La réussite du maintien à domicile d’une personne âgée dépendante ou d’une personne handicapée repose sur un trinôme : la personne aidée, l’aidant professionnel et l’aidant familial.

En France, 8,3 millions de personnes - dont 57% de femmes -  accompagnent un proche dépendant de façon régulière et non professionnelle. Presque la moitié des aidants occupent parallèlement un emploi.
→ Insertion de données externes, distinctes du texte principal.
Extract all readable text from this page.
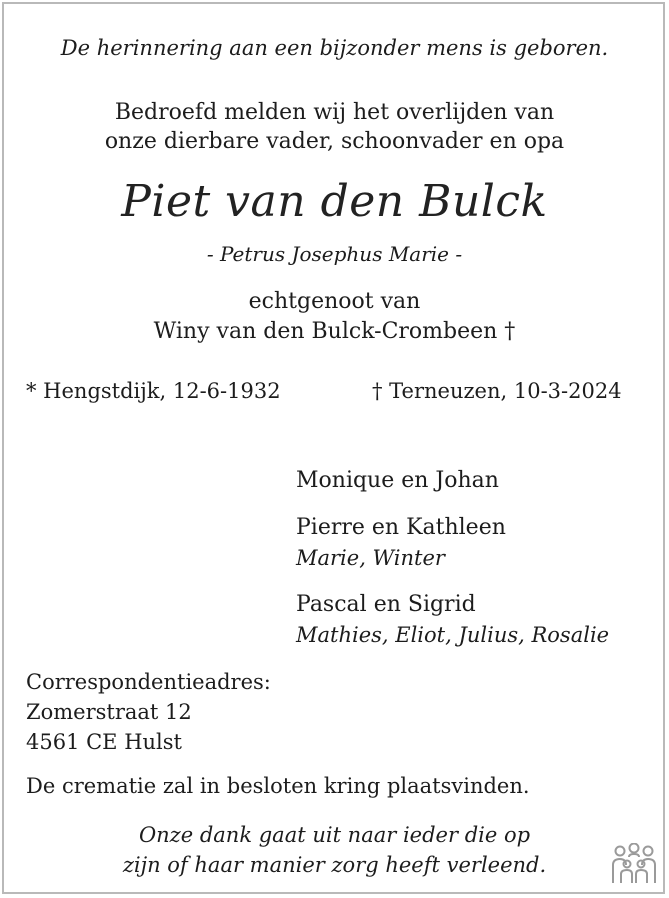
De herinnering aan een bijzonder mens is geboren.
Bedroefd melden wij het overlijden van
onze dierbare vader, schoonvader en opa
Piet van den Bulck
- Petrus Josephus Marie -
echtgenoot van
Winy van den Bulck-Crombeen †
* Hengstdijk, 12-6-1932	† Terneuzen, 10-3-2024
Monique en Johan
Pierre en Kathleen
Marie, Winter
Pascal en Sigrid
Mathies, Eliot, Julius, Rosalie
Correspondentieadres:
Zomerstraat 12
4561 CE Hulst
De crematie zal in besloten kring plaatsvinden.
Onze dank gaat uit naar ieder die op
zijn of haar manier zorg heeft verleend.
Favoriser la conciliation entre vie professionnelle et vie personnelle des aidants reste un enjeu de taille.

Si la loi du 28 décembre 2015 relative à l’adaptation de la société au vieillissement a consacré un statut juridique des aidants et transformé le congé de soutien familial en congé de proche aidant, des avancées restent à faire. Mais les lignes bougent dans le bon sens en 2018.

Ainsi, la loi permettant à des salariés de faire don de leurs jours de repos à un collègue aidant un proche âgé dépendant ou handicapé est parue au Journal Officiel le 14 février.
Pour soutenir les aidants, une proposition de loi qui sera examinée en mars par le Parlement préconise d'indemniser le congé du proche aidant et de prendre en compte cette tâche « invisible » et « gratuite » dans les droits à la retraite.

Un pas de plus vers davantage de reconnaissance pour les aidants familiaux, ces acteurs clés du maintien à domicile.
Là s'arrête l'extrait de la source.